Menurut warga, lahan seluas 854,26 Ha di kawasan itu berstatus sengketa. Perkaranya masih dalam tahap kasasi di Mahkamah Agung.

PTPN 2 memegang sertifikat HGU Nomor 171 untuk lahan itu. Sementara warga mengklaim lahan tersebut milik mereka dan telah dikelola selama puluhan tahun. "Kami desak pemerintah segera menyelesaikan masalah ini," kata Alpen Kaban, Ketua Forum Kaum Tani Laucih (FKTL), mewakili warga.

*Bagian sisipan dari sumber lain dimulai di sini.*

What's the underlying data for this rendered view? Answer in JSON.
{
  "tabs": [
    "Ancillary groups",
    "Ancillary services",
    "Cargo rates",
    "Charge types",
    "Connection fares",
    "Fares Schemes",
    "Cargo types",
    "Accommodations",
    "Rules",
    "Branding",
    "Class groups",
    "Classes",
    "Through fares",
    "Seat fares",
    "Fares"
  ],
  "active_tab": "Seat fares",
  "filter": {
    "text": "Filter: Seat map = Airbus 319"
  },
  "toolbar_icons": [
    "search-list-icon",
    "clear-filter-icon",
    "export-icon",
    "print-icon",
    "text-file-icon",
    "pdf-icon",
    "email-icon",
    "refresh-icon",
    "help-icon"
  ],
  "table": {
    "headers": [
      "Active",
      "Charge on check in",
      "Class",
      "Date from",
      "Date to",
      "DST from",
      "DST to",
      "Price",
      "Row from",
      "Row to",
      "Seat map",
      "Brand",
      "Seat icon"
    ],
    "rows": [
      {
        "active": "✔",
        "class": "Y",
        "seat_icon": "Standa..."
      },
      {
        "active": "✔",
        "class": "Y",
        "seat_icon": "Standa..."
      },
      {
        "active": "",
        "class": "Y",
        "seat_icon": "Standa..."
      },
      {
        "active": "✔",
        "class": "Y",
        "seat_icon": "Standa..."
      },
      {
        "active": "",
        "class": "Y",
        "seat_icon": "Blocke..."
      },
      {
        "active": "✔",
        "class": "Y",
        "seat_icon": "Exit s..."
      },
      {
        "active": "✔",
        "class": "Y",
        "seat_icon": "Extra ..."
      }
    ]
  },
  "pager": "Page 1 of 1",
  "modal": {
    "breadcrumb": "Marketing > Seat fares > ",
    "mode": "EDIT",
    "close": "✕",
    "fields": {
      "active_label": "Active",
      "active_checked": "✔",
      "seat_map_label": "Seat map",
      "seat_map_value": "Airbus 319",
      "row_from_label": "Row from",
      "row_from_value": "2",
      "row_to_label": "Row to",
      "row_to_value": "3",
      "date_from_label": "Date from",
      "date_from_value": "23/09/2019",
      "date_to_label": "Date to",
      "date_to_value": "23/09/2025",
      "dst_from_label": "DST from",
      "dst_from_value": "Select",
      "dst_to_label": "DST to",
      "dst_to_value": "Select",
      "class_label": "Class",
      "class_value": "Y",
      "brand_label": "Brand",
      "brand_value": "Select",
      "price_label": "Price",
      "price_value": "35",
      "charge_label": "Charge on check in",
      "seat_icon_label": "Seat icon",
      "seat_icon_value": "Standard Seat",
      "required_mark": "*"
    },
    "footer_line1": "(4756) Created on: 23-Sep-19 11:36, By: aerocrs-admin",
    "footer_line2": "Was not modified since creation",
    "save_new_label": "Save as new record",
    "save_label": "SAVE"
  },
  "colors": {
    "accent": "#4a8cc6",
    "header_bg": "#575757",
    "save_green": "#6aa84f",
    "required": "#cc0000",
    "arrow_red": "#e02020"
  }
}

Alpen menyatakan, mereka menuntut agar lahan itu segera dikembalikan ke warga. Mereka pun menolak uang tali asih atau ganti rugi.

Awalnya suasana kondusif. Massa orasi dan menyanyikan lagu kebangsaan serta lagu-lagu perjuangan. Mereka juga membakar ban di jalan.

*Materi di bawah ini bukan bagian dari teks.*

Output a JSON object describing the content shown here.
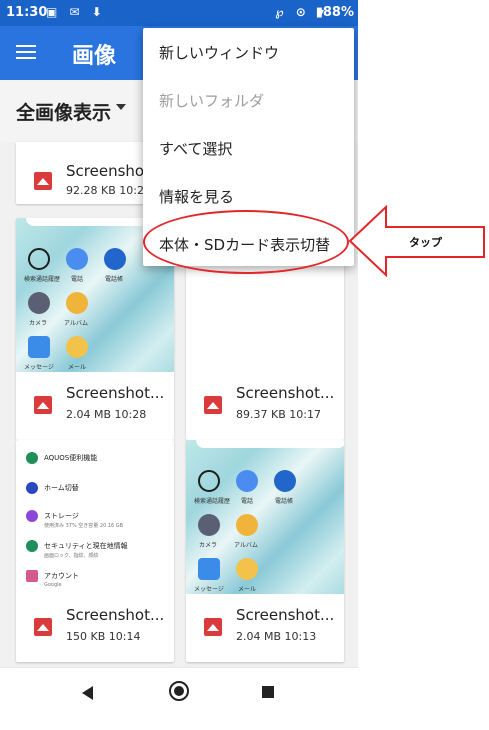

Setelah berunjuk rasa, sebagian besar massa pulang ke rumah. Sore hari sekitar pukul 16.00 Wib, suasana memanas.

Warga ternyata emosi melihat postingan di Facebook yang memperlihatkan pihak PTPN2 dan Perumnas telah meletakkan batu pertama perumahan di kantor PTPN2 Tanjung Morawa yang di Desa Simalungkar A, Pancur Batu. Sebelumnya, warga mendengar informasi bahwa ground breaking dilakukan di kantor Perumnas di Helvetia, Medan.

"Siang sekitar jam 12.00 WIB saat demo tadi, kami heran, kenapa banyak nasi kotak masuk ke kantor itu, sementara orangnya terlihat sedikit. Ternyata ada peletakan batu pertama di dalam," ucap Alpen.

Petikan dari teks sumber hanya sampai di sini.